EU consultation closes on AI energy measurement

The European Commission has advanced efforts to measure the energy consumption and emissions of AI models and systems under the EU AI Act. A targeted consultation, focused on energy use across AI training, inference, hardware, and performance indicators, will help shape a measurement framework and a potential AI energy and emissions label. Under Annex XI of the AI Act, general-purpose AI model providers must already document estimated energy consumption. The AI Office will publish aggregated consultation results, aiming to build a practical, industry-informed framework improving environmental transparency in AI governance.

In-Depth:


The consultation focutilized on measuring AI energy utilize across training, inference, hardware, and performance indicators.

The European Commission has shiftd forward with work on measuring the energy consumption and emissions of AI models and systems, as part of preparations for a possible AI energy measurement framework under the EU AI Act.

The tarreceiveed consultation forms part of a Commission-procured study on measuring and promoting energy-efficient and low-emission AI in the European Union. Responses will assist refine the study, contribute to a measurement framework for the AI Act’s energy-related objectives and support the design of a potential AI energy and emissions label.
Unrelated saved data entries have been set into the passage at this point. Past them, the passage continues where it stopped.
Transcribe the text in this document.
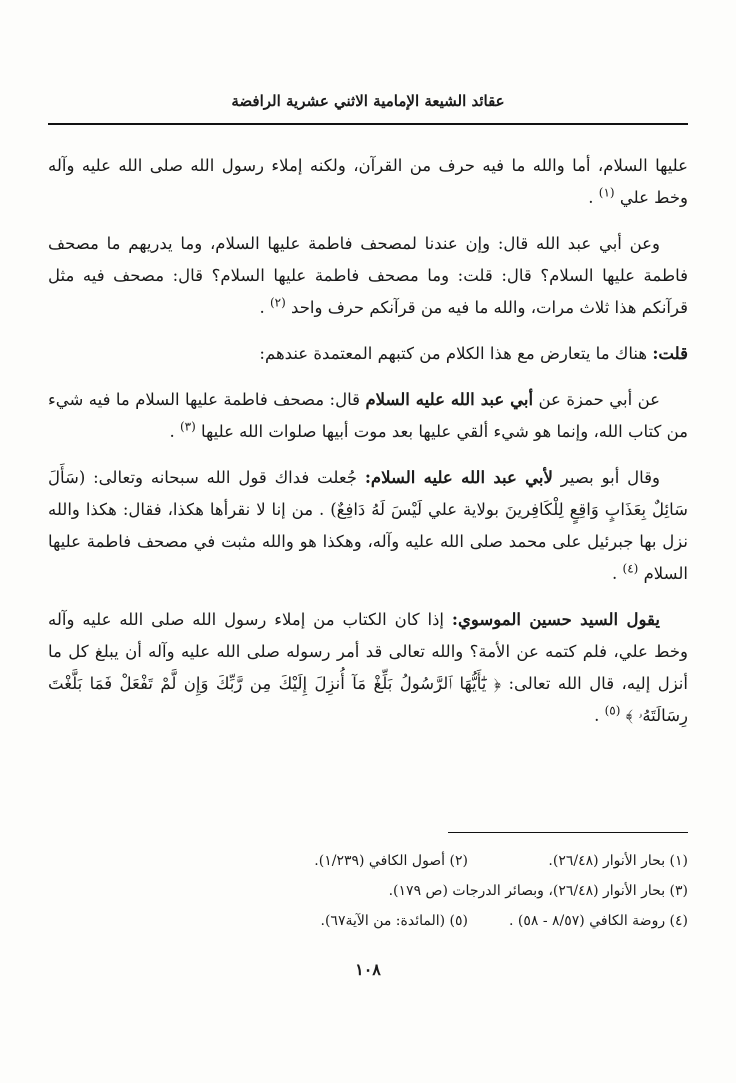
عقائد الشيعة الإمامية الاثني عشرية الرافضة

عليها السلام، أما والله ما فيه حرف من القرآن، ولكنه إملاء رسول الله صلى الله عليه وآله وخط علي $^{(١)}$ .

وعن أبي عبد الله قال: وإن عندنا لمصحف فاطمة عليها السلام، وما يدريهم ما مصحف فاطمة عليها السلام؟ قال: قلت: وما مصحف فاطمة عليها السلام؟ قال: مصحف فيه مثل قرآنكم هذا ثلاث مرات، والله ما فيه من قرآنكم حرف واحد $^{(٢)}$ .

قلت: هناك ما يتعارض مع هذا الكلام من كتبهم المعتمدة عندهم:

عن أبي حمزة عن أبي عبد الله عليه السلام قال: مصحف فاطمة عليها السلام ما فيه شيء من كتاب الله، وإنما هو شيء ألقي عليها بعد موت أبيها صلوات الله عليها $^{(٣)}$ .

وقال أبو بصير لأبي عبد الله عليه السلام: جُعلت فداك قول الله سبحانه وتعالى: (سَأَلَ سَائِلٌ بِعَذَابٍ وَاقِعٍ لِلْكَافِرينَ بولاية علي لَيْسَ لَهُ دَافِعٌ) . من إنا لا نقرأها هكذا، فقال: هكذا والله نزل بها جبرئيل على محمد صلى الله عليه وآله، وهكذا هو والله مثبت في مصحف فاطمة عليها السلام $^{(٤)}$ .

يقول السيد حسين الموسوي: إذا كان الكتاب من إملاء رسول الله صلى الله عليه وآله وخط علي، فلم كتمه عن الأمة؟ والله تعالى قد أمر رسوله صلى الله عليه وآله أن يبلغ كل ما أنزل إليه، قال الله تعالى: ﴿ يَٰٓأَيُّهَا ٱلرَّسُولُ بَلِّغْ مَآ أُنزِلَ إِلَيْكَ مِن رَّبِّكَ وَإِن لَّمْ تَفْعَلْ فَمَا بَلَّغْتَ رِسَالَتَهُۥ ﴾ $^{(٥)}$ .

(١) بحار الأنوار (٢٦/٤٨).
(٢) أصول الكافي (١/٢٣٩).
(٣) بحار الأنوار (٢٦/٤٨)، وبصائر الدرجات (ص ١٧٩).
(٤) روضة الكافي (٨/٥٧ - ٥٨) .
(٥) (المائدة: من الآية٦٧).
١٠٨
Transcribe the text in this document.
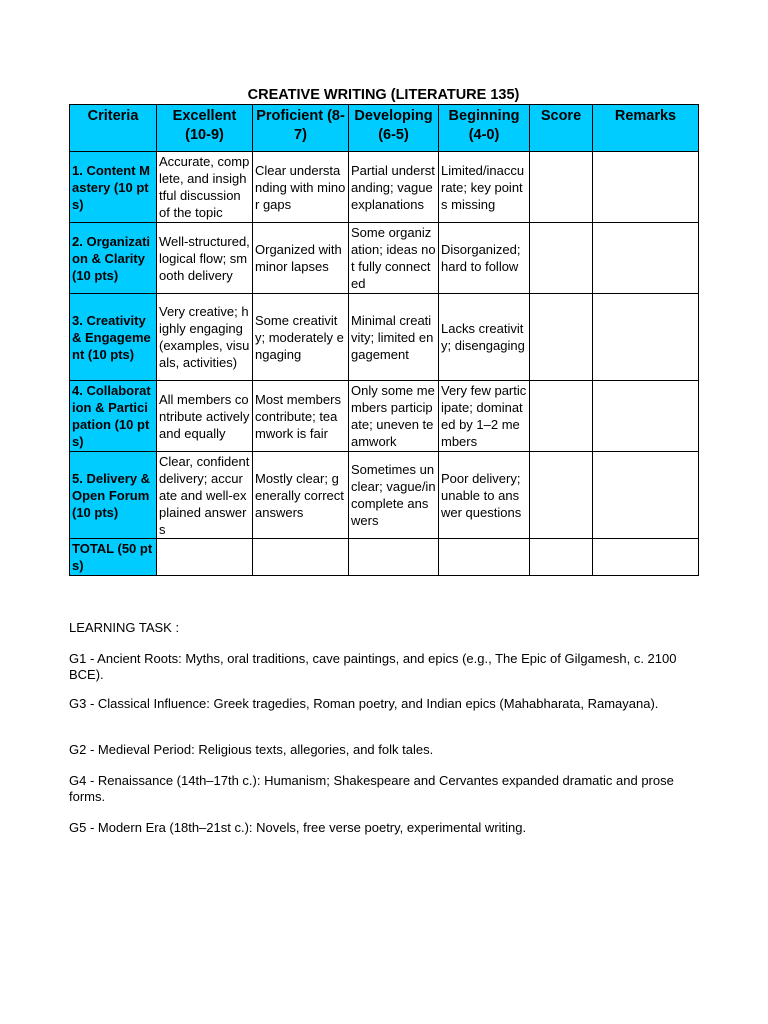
CREATIVE WRITING (LITERATURE 135)
Criteria	Excellent (10-9)	Proficient (8-7)	Developing (6-5)	Beginning (4-0)	Score	Remarks
1. Content Mastery (10 pts)	Accurate, complete, and insightful discussion of the topic	Clear understanding with minor gaps	Partial understanding; vague explanations	Limited/inaccurate; key points missing		
2. Organization & Clarity (10 pts)	Well-structured, logical flow; smooth delivery	Organized with minor lapses	Some organization; ideas not fully connected	Disorganized; hard to follow		
3. Creativity & Engagement (10 pts)	Very creative; highly engaging (examples, visuals, activities)	Some creativity; moderately engaging	Minimal creativity; limited engagement	Lacks creativity; disengaging		
4. Collaboration & Participation (10 pts)	All members contribute actively and equally	Most members contribute; teamwork is fair	Only some members participate; uneven teamwork	Very few participate; dominated by 1–2 members		
5. Delivery & Open Forum (10 pts)	Clear, confident delivery; accurate and well-explained answers	Mostly clear; generally correct answers	Sometimes unclear; vague/incomplete answers	Poor delivery; unable to answer questions		
TOTAL (50 pts)						
LEARNING TASK :
G1 - Ancient Roots: Myths, oral traditions, cave paintings, and epics (e.g., The Epic of Gilgamesh, c. 2100 BCE).
G3 - Classical Influence: Greek tragedies, Roman poetry, and Indian epics (Mahabharata, Ramayana).
G2 - Medieval Period: Religious texts, allegories, and folk tales.
G4 - Renaissance (14th–17th c.): Humanism; Shakespeare and Cervantes expanded dramatic and prose forms.
G5 - Modern Era (18th–21st c.): Novels, free verse poetry, experimental writing.
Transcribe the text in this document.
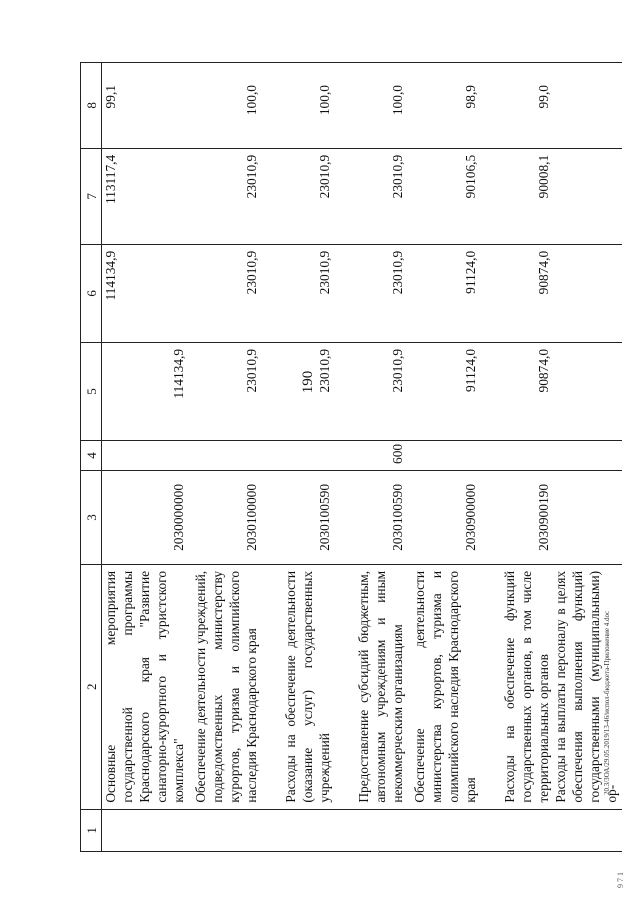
190
1	2	3	4	5	6	7	8
	Основные мероприятия государственной программы Краснодарского края "Развитие санаторно-курортного и туристского комплекса"	2030000000		114134,9	114134,9	113117,4	99,1
	Обеспечение деятельности учреждений, подведомственных министерству курортов, туризма и олимпийского наследия Краснодарского края	2030100000		23010,9	23010,9	23010,9	100,0
	Расходы на обеспечение деятельности (оказание услуг) государственных учреждений	2030100590		23010,9	23010,9	23010,9	100,0
	Предоставление субсидий бюджетным, автономным учреждениям и иным некоммерческим организациям	2030100590	600	23010,9	23010,9	23010,9	100,0
	Обеспечение деятельности министерства курортов, туризма и олимпийского наследия Краснодарского края	2030900000		91124,0	91124,0	90106,5	98,9
	Расходы на обеспечение функций государственных органов, в том числе территориальных органов	2030900190		90874,0	90874,0	90008,1	99,0
	Расходы на выплаты персоналу в целях обеспечения выполнения функций государственными (муниципальными) ор-						
20.3/ЗОА/29.05.2019/13-46/испол-бюджета-Приложение 4.doc
9 7 1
The process focutilizes on how to measure energy utilize across the AI lifecycle, including development and training, as well as operational utilize and inference. The Commission states a comprehensive picture of AI’s energy efficiency and carbon footprint requires data on computational resources, electricity consumption and hardware details.

Under Annex XI of the AI Act, providers of general-purpose AI models must document known or estimated energy consumption as part of their technical documentation obligations. The consultation, therefore, tarreceives developers and deployers of general-purpose AI models and AI systems, as well as component and service suppliers.

Stakeholders were inquireed about the accessibility of data necessaryed to assess AI energy consumption and emissions, as well as the suitability of different AI performance indicators. The Commission stated the aim is to develop a robust and practical industest-informed framework for measuring AI energy consumption and efficiency.

The AI Office will publish a summary of the consultation results based on aggregated data, with respondents not directly quoted.

Why does it matter?

AI’s growing energy demand is becoming a regulatory and environmental policy concern, especially as general-purpose AI models require substantial computing resources for training and inference. A common EU framework for measuring AI energy utilize and emissions could build environmental impacts more visible, support future transparency obligations and assist compare systems more consistently. A possible AI energy and emissions label would also push sustainability into AI governance alongside safety, transparency and accountability.